La méchante reine allait avoir un centre d'intérêt amoureux.

― Ne le prenez pas mal, ma chère, avait averti Regina. Je ne sais même pas qui est l'acteur qu'ils ont engagé pour incarner ce docteur Facilier, mais notre première scène ensemble finit par un baiser !

― S'il le faut, avait grogné Emma, guère enchantée à l'idée de devoir photographier Regina en train d'embrasser quelqu'un d'autre, même si ce n'était qu'un baiser de cinéma. Elle se consolait en pensant que sur cette chaîne familiale, les baisers étaient en général bien sages et à l'abri de tout réalisme torride.

Emma fut donc aux premières loges pour cette fameuse scène. A la suite de Regina en chignon, robe de bal somptueuse à crinoline et chaussures à semelle compensée qui la grandissaient de plusieurs centimètres, elle vit entrer sur le plateau un homme noir athlétique au crâne rasé et à la bouche entourée d'une moustache et d'une barbiche soignées, revêtu de l'élégant costume de son personnage, redingote rouge et noire, gilet violet, chemise blanche, et collier composé semblait-il de deux dents de crocodile. Il était viril, très séduisant, et inhabituellement intrigant pour un jeune premier du « Fruit défendu ».

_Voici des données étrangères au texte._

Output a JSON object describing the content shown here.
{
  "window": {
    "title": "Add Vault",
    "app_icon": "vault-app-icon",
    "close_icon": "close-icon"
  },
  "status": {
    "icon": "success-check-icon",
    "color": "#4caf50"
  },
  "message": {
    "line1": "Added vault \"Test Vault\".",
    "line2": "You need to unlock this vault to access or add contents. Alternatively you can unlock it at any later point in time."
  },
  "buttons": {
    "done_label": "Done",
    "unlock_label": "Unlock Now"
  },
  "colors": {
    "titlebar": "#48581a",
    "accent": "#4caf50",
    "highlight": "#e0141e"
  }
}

Les princes dans cette série étaient tous si fades et incolores qu'ils en étaient désespérants dans leur manque d'intérêt interchangeable. Après avoir assisté à la scène de flirt qui suivit entre les deux personnages, Emma comprit pourquoi ce héros-là s'était vu octroyer le droit d'avoir de la personnalité : il s'agissait d'un méchant. Bonne idée, pensa Emma. Quoi de plus logique en effet que de voir la reine attirée par un mauvais garçon ? On ne l'imaginait guère succomber au charme benêt de cette nouille de prince Charmant. L'attrait des ténèbres, en revanche...

Les deux personnages semblaient se connaître de longue date. Facilier savait apparemment ce qu'il voulait – la reine, qui quant à elle n'avait pas l'air convaincu qu'il s'agissait là d'une si bonne idée. Comme l'avait annoncé Regina, au bout de quelques instants de joute verbale, Facilier ne fit ni une ni deux et embrassa la reine, qui parut prise de court et le laissa faire. Le désarroi puis la reddition et l'abandon se peignirent sur le visage de Regina et ses petites mains se posèrent comme malgré elle sur son partenaire.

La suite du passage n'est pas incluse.